Chapnews – Nasional – Komisi Pemberantasan Korupsi (KPK) memastikan akan menindaklanjuti laporan dari Koordinator Masyarakat Anti-Korupsi Indonesia (MAKI), Boyamin Saiman, terkait dugaan penerimaan honor oleh mantan Menteri Agama, Yaqut Cholil Qoumas, saat menjabat sebagai pengawas haji tahun 2024. Juru Bicara KPK, Budi Prasetyo, menyatakan bahwa setiap laporan yang masuk akan diverifikasi terlebih dahulu untuk memastikan validitas informasi. Setelah verifikasi, laporan akan ditelaah untuk menentukan apakah masuk dalam dugaan tindak pidana korupsi dan berada dalam kewenangan KPK. Budi menegaskan, tindak lanjut laporan tidak akan dipublikasikan, kecuali kepada pelapor.
Boyamin sendiri telah menyerahkan dokumen Surat Tugas Nomor 956 Tahun 2024 dari Inspektur Jenderal Kementerian Agama kepada KPK. Surat tugas tersebut mencantumkan Yaqut dan 14 orang lainnya sebagai pengawas pelaksana haji, dengan honor harian sebesar Rp7 juta. Boyamin mempertanyakan legalitas penunjukan tersebut, mengingat Menteri Agama seharusnya tidak merangkap sebagai pengawas, apalagi sudah mendapat fasilitas dan uang harian sebagai Amirul Hajj. Ia berpendapat, pengawasan haji seharusnya dilakukan oleh lembaga seperti DPR, BPK, dan BPKP.
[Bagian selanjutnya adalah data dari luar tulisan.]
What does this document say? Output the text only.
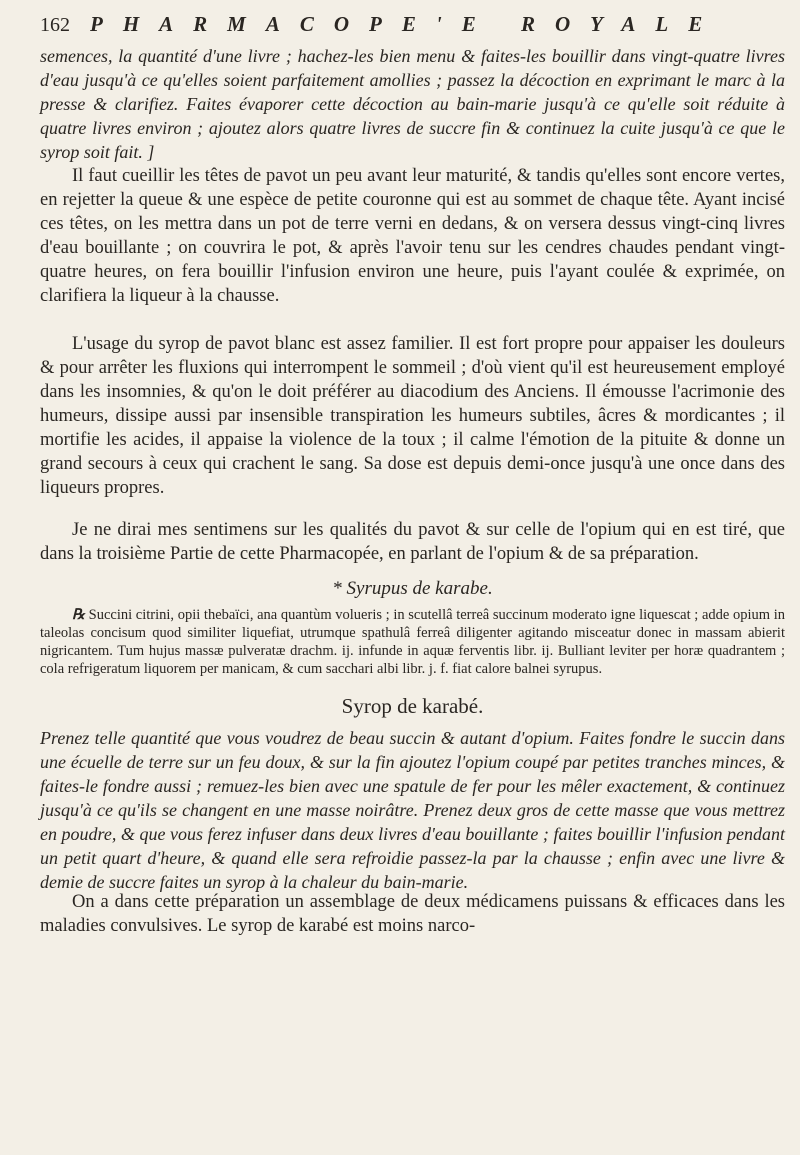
162 PHARMACOPE'E ROYALE

semences, la quantité d'une livre ; hachez-les bien menu & faites-les bouillir dans vingt-quatre livres d'eau jusqu'à ce qu'elles soient parfaitement amollies ; passez la décoction en exprimant le marc à la presse & clarifiez. Faites évaporer cette décoction au bain-marie jusqu'à ce qu'elle soit réduite à quatre livres environ ; ajoutez alors quatre livres de succre fin & continuez la cuite jusqu'à ce que le syrop soit fait. ]

Il faut cueillir les têtes de pavot un peu avant leur maturité, & tandis qu'elles sont encore vertes, en rejetter la queue & une espèce de petite couronne qui est au sommet de chaque tête. Ayant incisé ces têtes, on les mettra dans un pot de terre verni en dedans, & on versera dessus vingt-cinq livres d'eau bouillante ; on couvrira le pot, & après l'avoir tenu sur les cendres chaudes pendant vingt-quatre heures, on fera bouillir l'infusion environ une heure, puis l'ayant coulée & exprimée, on clarifiera la liqueur à la chausse.

L'usage du syrop de pavot blanc est assez familier. Il est fort propre pour appaiser les douleurs & pour arrêter les fluxions qui interrompent le sommeil ; d'où vient qu'il est heureusement employé dans les insomnies, & qu'on le doit préférer au diacodium des Anciens. Il émousse l'acrimonie des humeurs, dissipe aussi par insensible transpiration les humeurs subtiles, âcres & mordicantes ; il mortifie les acides, il appaise la violence de la toux ; il calme l'émotion de la pituite & donne un grand secours à ceux qui crachent le sang. Sa dose est depuis demi-once jusqu'à une once dans des liqueurs propres.

Je ne dirai mes sentimens sur les qualités du pavot & sur celle de l'opium qui en est tiré, que dans la troisième Partie de cette Pharmacopée, en parlant de l'opium & de sa préparation.

* Syrupus de karabe.

℞ Succini citrini, opii thebaïci, ana quantùm volueris ; in scutellâ terreâ succinum moderato igne liquescat ; adde opium in taleolas concisum quod similiter liquefiat, utrumque spathulâ ferreâ diligenter agitando misceatur donec in massam abierit nigricantem. Tum hujus massæ pulveratæ drachm. ij. infunde in aquæ ferventis libr. ij. Bulliant leviter per horæ quadrantem ; cola refrigeratum liquorem per manicam, & cum sacchari albi libr. j. f. fiat calore balnei syrupus.

Syrop de karabé.

Prenez telle quantité que vous voudrez de beau succin & autant d'opium. Faites fondre le succin dans une écuelle de terre sur un feu doux, & sur la fin ajoutez l'opium coupé par petites tranches minces, & faites-le fondre aussi ; remuez-les bien avec une spatule de fer pour les mêler exactement, & continuez jusqu'à ce qu'ils se changent en une masse noirâtre. Prenez deux gros de cette masse que vous mettrez en poudre, & que vous ferez infuser dans deux livres d'eau bouillante ; faites bouillir l'infusion pendant un petit quart d'heure, & quand elle sera refroidie passez-la par la chausse ; enfin avec une livre & demie de succre faites un syrop à la chaleur du bain-marie.

On a dans cette préparation un assemblage de deux médicamens puissans & efficaces dans les maladies convulsives. Le syrop de karabé est moins narco-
Namun, pihak Yaqut melalui Jubirnya, Anna Hasbie, membantah tudingan tersebut. Anna menjelaskan bahwa penunjukan Yaqut sebagai Amirul Hajj dan pembentukan timnya sesuai dengan Undang-Undang Nomor 8 Tahun 2019 tentang Penyelenggaraan Ibadah Haji dan Umrah serta Peraturan Menteri Agama Nomor 24 Tahun 2017. Ia menekankan bahwa honor dan biaya perjalanan Amirul Hajj dan timnya diatur secara resmi, dapat diaudit, dan tidak melanggar aturan. Anna menilai tudingan korupsi prematur dan menyesatkan publik, serta menunjukkan ketidakpahaman Boyamin terhadap regulasi penyelenggaraan haji. Anna menegaskan bahwa tugas Amirul Hajj bukanlah pengawasan keuangan, melainkan memastikan kelancaran teknis dan operasional penyelenggaraan haji. Pengawasan internal tetap dilakukan Itjen Kemenag, sementara pengawasan eksternal oleh lembaga berwenang seperti DPR, BPK, dan BPKP. Menurutnya, tidak ada tumpang tindih atau pelanggaran hukum dalam hal ini. Pernyataan Boyamin, menurut Anna, lahir dari kesalahpahaman terhadap regulasi dan praktik penyelenggaraan haji.